The reader follows the ups and downs in their lives not knowing what to expect thanks to Chabon's vivid imagination. I was entranced with his writing and words, and enthralled with his clever imagination. There are many touching and poignant scenes and phrases that I feel I can see when I close my eyes. All in all, I felt that this was one of my most satisfying reads. Oddly enough however I stayed way from other Chabon novels. I was concerned that they wouldn't live up to the high standard set by Amazing Adventures.

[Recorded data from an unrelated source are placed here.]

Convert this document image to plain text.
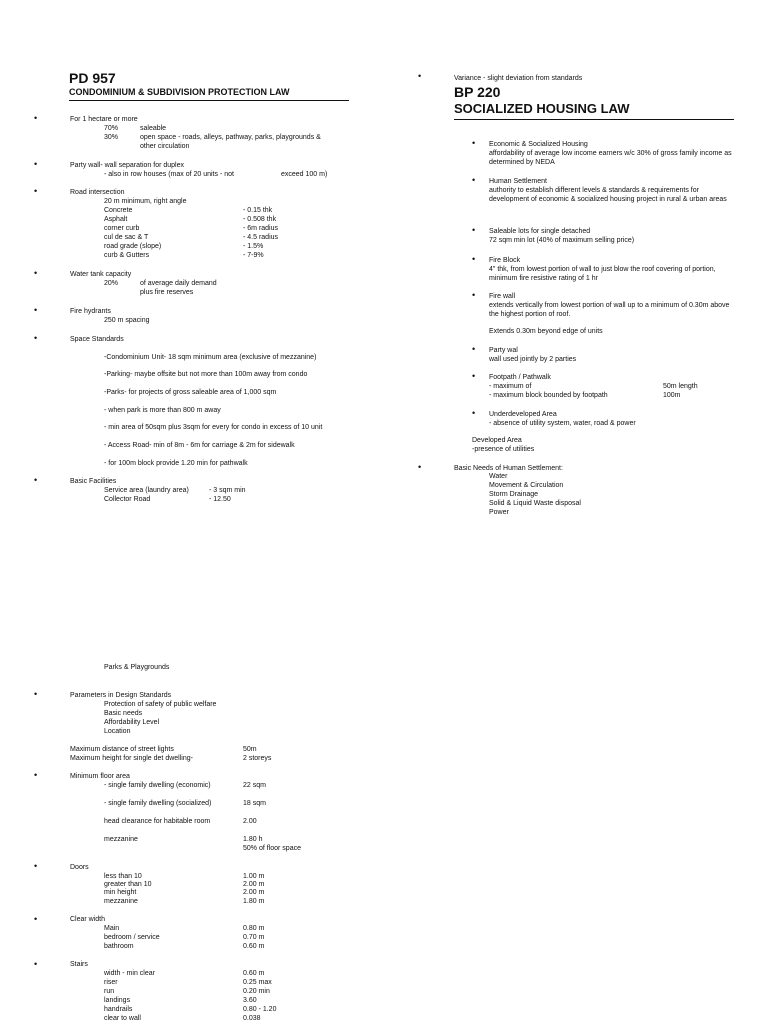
PD 957
CONDOMINIUM & SUBDIVISION PROTECTION LAW
•	For 1 hectare or more
70%	saleable
30%	open space - roads, alleys, pathway, parks, playgrounds &
other circulation
•	Party wall- wall separation for duplex
- also in row houses (max of 20 units - not	exceed 100 m)
•	Road intersection
20 m minimum, right angle
Concrete	- 0.15 thk
Asphalt	- 0.508 thk
corner curb	- 6m radius
cul de sac & T	- 4.5 radius
road grade (slope)	- 1.5%
curb & Gutters	- 7-9%
•	Water tank capacity
20%	of average daily demand
plus fire reserves
•	Fire hydrants
250 m spacing
•	Space Standards
-Condominium Unit- 18 sqm minimum area (exclusive of mezzanine)
-Parking- maybe offsite but not more than 100m away from condo
-Parks- for projects of gross saleable area of 1,000 sqm
- when park is more than 800 m away
- min area of 50sqm plus 3sqm for every for condo in excess of 10 unit
- Access Road- min of 8m - 6m for carriage & 2m for sidewalk
- for 100m block provide 1.20 min for pathwalk
•	Basic Facilities
Service area (laundry area)	- 3 sqm min
Collector Road	- 12.50
Parks & Playgrounds
•	Parameters in Design Standards
Protection of safety of public welfare
Basic needs
Affordability Level
Location
Maximum distance of street lights	50m
Maximum height for single det dwelling-	2 storeys
•	Minimum floor area
- single family dwelling (economic)	22 sqm
- single family dwelling (socialized)	18 sqm
head clearance for habitable room	2.00
mezzanine	1.80 h
50% of floor space
•	Doors
less than 10	1.00 m
greater than 10	2.00 m
min height	2.00 m
mezzanine	1.80 m
•	Clear width
Main	0.80 m
bedroom / service	0.70 m
bathroom	0.60 m
•	Stairs
width - min clear	0.60 m
riser	0.25 max
run	0.20 min
landings	3.60
handrails	0.80 - 1.20
clear to wall	0.038
•	Variance - slight deviation from standards
BP 220
SOCIALIZED HOUSING LAW
• Economic & Socialized Housing
affordability of average low income earners w/c 30% of gross family income as determined by NEDA
• Human Settlement
authority to establish different levels & standards & requirements for development of economic & socialized housing project in rural & urban areas
• Saleable lots for single detached
72 sqm min lot (40% of maximum selling price)
• Fire Block
4" thk, from lowest portion of wall to just blow the roof covering of portion, minimum fire resistive rating of 1 hr
• Fire wall
extends vertically from lowest portion of wall up to a minimum of 0.30m above the highest portion of roof.
Extends 0.30m beyond edge of units
• Party wal
wall used jointly by 2 parties
• Footpath / Pathwalk
- maximum of	50m length
- maximum block bounded by footpath	100m
• Underdeveloped Area
- absence of utility system, water, road & power
Developed Area
-presence of utilities
•	Basic Needs of Human Settlement:
Water
Movement & Circulation
Storm Drainage
Solid & Liquid Waste disposal
Power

I finally decided to return to the world of Chabon and I am glad I did. Michael Chabon's novel The Mysteries of Pittsburgh describes the process of growing up in glorious detail. The main character, Art Bechstein, tells the reader about new sexual experiences, new friends and his difficult relationship with his father. It is a lot of fun to read, because of the funny, bizarre and shocking passages, which appear throughout the book. This book is not only funny however, but it is serious as well. The reader is confronted the main characters insecurity, his fears and worries and his varied sexual experiences. The author manages to get the reader involved in a story full of crime, homosexual affairs, fear, lust and excessive parental care. It is a well written book, which is easy to understand.
I would discribe this coming of age story as a new classic. Chabon pushes the envelope with scenes and descriptions that some people may find offensive in the book. There are very detailed descriptions of Art's sexual contacts with Arthur and the author uses lots of provoking details to describe the sex between two men, but these provoking details make the book a unique read. This coming of age story isn't cloaked behind false pretenses, it is very real and the reader can feel the emotions of the main characters.
Chabon has made it into the high ranks as one my favorite authors and it may be a while before I write another book review in this blog, because it is going to be a while before another book is this good.